## Alternating Current

Component | Symbol |
---|---|

AC Voltage Source |

Until now, the power source for every circuit in this tutorial has been a battery which is a form of Direct Current (DC). A DC power source provides a stable, easy to understand voltage for a circuit. However, it's not the only type of power source you will encounter. Alternating Current (AC) is a very common source as well. Household current is an example of AC. The major advantage of AC over DC is that AC can be transmitted over a much longer distance then DC with very little loss.
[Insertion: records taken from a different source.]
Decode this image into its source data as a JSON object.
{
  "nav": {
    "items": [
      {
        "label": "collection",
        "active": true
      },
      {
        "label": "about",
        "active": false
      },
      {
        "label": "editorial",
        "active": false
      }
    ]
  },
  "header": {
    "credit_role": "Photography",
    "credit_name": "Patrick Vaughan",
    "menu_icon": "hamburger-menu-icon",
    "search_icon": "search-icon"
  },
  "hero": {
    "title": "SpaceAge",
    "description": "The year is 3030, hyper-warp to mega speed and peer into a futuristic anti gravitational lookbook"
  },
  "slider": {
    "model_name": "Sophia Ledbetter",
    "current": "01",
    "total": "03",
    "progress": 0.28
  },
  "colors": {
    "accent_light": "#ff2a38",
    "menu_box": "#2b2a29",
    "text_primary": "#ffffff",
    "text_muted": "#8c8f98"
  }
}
The dynamics of AC are a little harder to understand then DC. A graph of a DC voltage source versus time shows a simple linear function (see figure 13). The DC source puts out a constant voltage. AC is a bit more complex. It follows a sinusoidal wave form. The voltage starts at zero and increases until it reaches a peak value, then decreases until reaching zero. It then reverses direction and increases until it reaches the peak value again (but in the opposite direction), then decreases until reaching zero once again. This process marks one complete AC cycle (see figure 13). It then begins the next identical cycle.

## Frequency

Frequency is the rate at which an AC waveform repeats itself. It is measured in units called *hertz*. One hertz represents one cycle per second. Common household AC has a rate of 60 hertz meaning it completes 60 full cycles within one second. That means a single cycle takes about 16.6 milliseconds (ms) to complete.

## Amplitude

Determining the value of DC voltage is straightforward. The voltage is constant so anytime you measure it, you will get the same result. Determining AC voltage is not at all straightforward, since it varies in magnitude and direction over time. Taking the average value is no good. The two half-cycles of the sine wave are mirror images of each other. They would cancel each other out leaving an average voltage of zero. You would never get the bread toasted with zero voltage! Using the peak voltage is interesting, but the wave is only that high for an instant so it is not very representative of what's going on. So what value is used?

It turns out that the best value is something called the *Root Mean Square* (RMS). This is calculated by taking the peak value of the AC wave and dividing it by the square root of two. Why is RMS the best value to use? Well, an AC voltage with an RMS of some value will heat up a resistor to the same temperature that a DC voltage of that same value would heat the resistor. Thus they have the same power. An AC voltage source with a RMS value of 12 volts produces the same power as a 12 volt DC source.

Since dividing the peak value by the square root of two is the same as multiplying the peak value by the inverse of the square root of two, and the inverse of the square root of two is approximated by 0.7071, you can simply multiply the peak AC voltage by 0.7071 to get the Root Mean Square value.